Certainly, there are features that they did not have, but it seems like extending the product would be easier than building a new product. I can point to several things that probably made transitioning to this new exchange/DSP world difficult:
- The quarter-to-quarter pressure of publicly traded companies. The ability to invest to meet new market technologies is frequently limited for large companies. If you look at exchanges, Right Media was a well-funded private company. DoubleClick was going nowhere until it went private. Then it was able to escape some of the quarter to quarter pressure and before you know it, they used Project Wolf to sell themselves at a huge mark-up to Google.
- Legacy architecture. Sometimes it is simply easier to build from scratch than to build with a legacy code base. Particularly with the growth of new abstractions for rapidly developing technology such as Ruby on Rails.
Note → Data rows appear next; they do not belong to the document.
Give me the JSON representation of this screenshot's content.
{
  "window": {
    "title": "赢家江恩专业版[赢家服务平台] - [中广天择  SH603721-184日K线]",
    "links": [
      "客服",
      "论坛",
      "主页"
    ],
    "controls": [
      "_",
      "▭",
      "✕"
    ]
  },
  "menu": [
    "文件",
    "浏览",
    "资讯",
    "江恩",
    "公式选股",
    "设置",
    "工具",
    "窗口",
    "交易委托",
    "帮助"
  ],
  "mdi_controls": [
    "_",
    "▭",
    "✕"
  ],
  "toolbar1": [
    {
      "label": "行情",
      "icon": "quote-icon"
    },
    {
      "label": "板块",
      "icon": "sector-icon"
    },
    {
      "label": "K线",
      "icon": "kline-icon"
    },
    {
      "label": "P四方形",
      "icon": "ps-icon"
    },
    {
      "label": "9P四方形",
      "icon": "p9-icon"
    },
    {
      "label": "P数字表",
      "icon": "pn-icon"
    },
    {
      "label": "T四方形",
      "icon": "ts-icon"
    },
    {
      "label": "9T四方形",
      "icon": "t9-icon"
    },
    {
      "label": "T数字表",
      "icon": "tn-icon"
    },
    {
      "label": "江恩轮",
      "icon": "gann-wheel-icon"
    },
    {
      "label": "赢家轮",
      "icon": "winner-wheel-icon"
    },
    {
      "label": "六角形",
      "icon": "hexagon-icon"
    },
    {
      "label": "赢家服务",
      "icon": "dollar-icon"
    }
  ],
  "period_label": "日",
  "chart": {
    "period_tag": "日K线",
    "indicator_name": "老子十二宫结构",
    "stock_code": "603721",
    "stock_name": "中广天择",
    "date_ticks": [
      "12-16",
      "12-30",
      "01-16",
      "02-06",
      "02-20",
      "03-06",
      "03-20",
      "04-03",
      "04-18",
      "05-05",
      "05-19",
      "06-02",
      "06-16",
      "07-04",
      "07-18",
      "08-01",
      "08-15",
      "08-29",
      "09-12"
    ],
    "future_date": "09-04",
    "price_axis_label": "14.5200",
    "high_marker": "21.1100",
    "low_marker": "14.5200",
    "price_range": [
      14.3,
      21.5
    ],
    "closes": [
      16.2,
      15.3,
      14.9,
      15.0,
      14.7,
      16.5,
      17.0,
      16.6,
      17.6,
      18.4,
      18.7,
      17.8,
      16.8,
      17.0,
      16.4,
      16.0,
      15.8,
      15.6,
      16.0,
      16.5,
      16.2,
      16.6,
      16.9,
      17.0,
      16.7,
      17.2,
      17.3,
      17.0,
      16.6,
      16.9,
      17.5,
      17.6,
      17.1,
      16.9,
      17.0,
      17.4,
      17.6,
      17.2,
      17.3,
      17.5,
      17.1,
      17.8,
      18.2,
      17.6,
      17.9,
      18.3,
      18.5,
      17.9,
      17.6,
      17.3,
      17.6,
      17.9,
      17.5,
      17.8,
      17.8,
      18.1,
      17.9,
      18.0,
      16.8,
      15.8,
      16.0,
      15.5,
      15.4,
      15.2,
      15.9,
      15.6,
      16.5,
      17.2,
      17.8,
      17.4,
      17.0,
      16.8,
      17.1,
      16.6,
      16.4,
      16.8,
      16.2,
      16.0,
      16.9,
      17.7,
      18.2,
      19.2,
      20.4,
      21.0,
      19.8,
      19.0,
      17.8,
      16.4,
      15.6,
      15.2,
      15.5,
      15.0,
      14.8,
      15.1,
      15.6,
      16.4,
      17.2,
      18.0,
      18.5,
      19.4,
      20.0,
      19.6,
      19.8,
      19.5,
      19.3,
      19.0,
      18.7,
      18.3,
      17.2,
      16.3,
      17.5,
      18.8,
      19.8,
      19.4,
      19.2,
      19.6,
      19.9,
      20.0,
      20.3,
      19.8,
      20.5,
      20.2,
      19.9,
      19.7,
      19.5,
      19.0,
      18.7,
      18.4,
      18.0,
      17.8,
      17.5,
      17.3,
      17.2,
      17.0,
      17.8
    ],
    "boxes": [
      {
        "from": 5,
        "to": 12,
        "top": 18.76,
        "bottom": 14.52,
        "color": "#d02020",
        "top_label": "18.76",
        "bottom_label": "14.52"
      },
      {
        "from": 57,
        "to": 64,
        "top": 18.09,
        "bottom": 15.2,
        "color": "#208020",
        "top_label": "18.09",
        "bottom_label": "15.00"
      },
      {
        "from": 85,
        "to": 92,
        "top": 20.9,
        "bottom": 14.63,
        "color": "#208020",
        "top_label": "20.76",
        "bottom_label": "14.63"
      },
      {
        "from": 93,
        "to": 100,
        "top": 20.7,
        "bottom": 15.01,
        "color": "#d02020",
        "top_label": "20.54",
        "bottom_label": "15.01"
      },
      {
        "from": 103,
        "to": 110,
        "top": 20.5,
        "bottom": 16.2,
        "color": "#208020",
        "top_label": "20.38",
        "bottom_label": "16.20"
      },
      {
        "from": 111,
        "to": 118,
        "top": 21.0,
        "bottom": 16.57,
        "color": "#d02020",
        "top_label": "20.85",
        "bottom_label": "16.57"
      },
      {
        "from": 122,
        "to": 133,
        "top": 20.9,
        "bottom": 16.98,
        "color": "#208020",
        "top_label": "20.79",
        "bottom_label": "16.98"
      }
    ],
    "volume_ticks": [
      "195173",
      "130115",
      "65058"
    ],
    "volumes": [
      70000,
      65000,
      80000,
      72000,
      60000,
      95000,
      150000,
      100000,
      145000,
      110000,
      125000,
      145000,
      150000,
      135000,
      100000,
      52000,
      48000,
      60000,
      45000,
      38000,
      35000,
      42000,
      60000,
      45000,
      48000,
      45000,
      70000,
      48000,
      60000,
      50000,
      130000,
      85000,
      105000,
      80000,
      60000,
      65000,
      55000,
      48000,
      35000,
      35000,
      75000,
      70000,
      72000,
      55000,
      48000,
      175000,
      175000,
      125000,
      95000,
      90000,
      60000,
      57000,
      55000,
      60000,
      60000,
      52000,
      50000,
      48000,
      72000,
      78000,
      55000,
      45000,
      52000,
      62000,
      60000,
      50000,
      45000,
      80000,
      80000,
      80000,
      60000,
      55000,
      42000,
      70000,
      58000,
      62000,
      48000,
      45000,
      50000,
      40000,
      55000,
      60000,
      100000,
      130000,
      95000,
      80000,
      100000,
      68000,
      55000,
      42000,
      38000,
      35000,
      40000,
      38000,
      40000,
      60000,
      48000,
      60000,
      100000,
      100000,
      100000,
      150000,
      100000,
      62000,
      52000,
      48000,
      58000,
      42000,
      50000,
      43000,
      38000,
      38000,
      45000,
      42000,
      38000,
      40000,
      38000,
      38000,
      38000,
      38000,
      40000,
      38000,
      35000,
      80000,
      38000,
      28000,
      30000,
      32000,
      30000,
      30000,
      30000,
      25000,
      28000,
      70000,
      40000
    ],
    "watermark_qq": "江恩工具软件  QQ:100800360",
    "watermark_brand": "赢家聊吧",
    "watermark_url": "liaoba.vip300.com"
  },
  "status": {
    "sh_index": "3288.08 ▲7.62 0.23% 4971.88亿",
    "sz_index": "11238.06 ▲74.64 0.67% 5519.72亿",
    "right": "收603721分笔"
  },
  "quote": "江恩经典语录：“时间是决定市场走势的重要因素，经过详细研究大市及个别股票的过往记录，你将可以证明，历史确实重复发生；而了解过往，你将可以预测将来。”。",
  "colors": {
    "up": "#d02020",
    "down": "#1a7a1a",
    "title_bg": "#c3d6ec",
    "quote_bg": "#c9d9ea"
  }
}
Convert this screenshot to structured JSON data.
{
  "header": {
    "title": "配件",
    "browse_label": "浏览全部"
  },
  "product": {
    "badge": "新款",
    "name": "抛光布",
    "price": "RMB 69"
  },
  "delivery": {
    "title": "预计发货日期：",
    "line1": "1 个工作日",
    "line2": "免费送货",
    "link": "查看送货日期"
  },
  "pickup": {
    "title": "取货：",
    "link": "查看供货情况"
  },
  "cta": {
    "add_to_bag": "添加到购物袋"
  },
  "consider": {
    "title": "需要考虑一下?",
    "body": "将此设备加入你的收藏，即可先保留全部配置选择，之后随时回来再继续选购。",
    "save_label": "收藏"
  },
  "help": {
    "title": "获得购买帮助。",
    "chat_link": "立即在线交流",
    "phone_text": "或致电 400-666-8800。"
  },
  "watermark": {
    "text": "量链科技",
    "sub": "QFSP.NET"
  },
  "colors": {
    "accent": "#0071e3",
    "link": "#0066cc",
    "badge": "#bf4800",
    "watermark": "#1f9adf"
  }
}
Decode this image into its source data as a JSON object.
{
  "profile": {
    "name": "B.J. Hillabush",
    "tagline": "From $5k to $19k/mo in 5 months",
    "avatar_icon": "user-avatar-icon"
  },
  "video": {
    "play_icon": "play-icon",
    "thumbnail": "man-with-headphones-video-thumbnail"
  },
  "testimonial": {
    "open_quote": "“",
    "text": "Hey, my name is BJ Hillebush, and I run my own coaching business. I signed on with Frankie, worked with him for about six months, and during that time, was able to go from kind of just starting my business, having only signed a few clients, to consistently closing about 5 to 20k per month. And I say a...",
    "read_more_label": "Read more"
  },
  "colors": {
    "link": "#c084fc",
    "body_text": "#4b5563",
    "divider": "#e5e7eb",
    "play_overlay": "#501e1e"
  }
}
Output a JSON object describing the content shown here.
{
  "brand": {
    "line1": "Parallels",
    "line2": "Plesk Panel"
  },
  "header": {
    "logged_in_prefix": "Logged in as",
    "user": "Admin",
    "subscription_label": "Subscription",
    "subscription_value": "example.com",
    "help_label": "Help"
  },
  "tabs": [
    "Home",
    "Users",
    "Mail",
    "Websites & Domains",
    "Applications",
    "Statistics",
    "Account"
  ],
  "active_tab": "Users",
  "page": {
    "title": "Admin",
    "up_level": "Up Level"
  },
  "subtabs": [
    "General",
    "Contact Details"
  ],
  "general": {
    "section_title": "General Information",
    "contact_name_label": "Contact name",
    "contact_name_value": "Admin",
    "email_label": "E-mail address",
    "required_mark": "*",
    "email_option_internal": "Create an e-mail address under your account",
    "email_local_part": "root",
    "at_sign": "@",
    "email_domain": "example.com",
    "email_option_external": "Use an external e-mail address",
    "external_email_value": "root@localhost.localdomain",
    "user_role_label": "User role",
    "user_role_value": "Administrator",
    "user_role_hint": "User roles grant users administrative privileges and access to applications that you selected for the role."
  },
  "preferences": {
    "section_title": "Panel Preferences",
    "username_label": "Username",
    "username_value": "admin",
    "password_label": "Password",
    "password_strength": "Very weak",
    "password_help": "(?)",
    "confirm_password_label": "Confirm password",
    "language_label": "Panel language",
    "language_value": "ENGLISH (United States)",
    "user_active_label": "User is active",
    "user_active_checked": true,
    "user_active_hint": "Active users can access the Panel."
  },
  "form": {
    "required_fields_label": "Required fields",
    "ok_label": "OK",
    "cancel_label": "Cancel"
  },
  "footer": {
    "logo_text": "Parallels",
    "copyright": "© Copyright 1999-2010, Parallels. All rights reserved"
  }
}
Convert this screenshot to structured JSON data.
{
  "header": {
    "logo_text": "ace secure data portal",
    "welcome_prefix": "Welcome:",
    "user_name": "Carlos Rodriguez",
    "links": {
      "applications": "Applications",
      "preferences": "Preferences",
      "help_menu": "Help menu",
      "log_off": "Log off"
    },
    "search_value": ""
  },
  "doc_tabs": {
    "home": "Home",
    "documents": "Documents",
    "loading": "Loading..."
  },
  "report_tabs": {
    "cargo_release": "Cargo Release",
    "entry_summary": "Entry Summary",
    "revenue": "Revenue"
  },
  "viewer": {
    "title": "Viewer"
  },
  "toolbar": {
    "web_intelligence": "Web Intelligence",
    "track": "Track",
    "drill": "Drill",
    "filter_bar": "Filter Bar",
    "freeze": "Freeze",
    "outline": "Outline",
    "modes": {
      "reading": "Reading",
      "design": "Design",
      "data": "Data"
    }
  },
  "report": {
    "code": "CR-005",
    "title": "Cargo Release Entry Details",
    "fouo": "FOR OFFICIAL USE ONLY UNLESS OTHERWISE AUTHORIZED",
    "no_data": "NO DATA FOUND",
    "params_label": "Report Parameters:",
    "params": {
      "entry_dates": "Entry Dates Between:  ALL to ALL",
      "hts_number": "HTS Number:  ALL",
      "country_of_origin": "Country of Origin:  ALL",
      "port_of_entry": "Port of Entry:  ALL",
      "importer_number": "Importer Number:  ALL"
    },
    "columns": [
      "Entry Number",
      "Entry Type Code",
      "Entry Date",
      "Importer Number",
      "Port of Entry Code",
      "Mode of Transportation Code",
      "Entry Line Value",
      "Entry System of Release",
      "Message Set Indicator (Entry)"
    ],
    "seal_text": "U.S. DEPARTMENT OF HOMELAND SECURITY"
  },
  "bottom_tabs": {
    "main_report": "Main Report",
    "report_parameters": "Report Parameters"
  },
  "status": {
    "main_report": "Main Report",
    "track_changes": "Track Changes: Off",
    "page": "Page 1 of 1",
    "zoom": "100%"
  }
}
- Margin and other business structure limitations. This is the real killer. There was a certain expectation for how the relationship worked and breaking new ground was hard. When people have revenue and profits, sacrificing those if you want to change the structure of the industry is hard. This is classic Innovator’s Dilemma kind of stuff. Making an advertiser or publisher think of you differently if they are already a substantial source of revenue is a big risk.
How did the big ad companies of the first half of this century sleep on these new opportunities in the market? Give me your thoughts.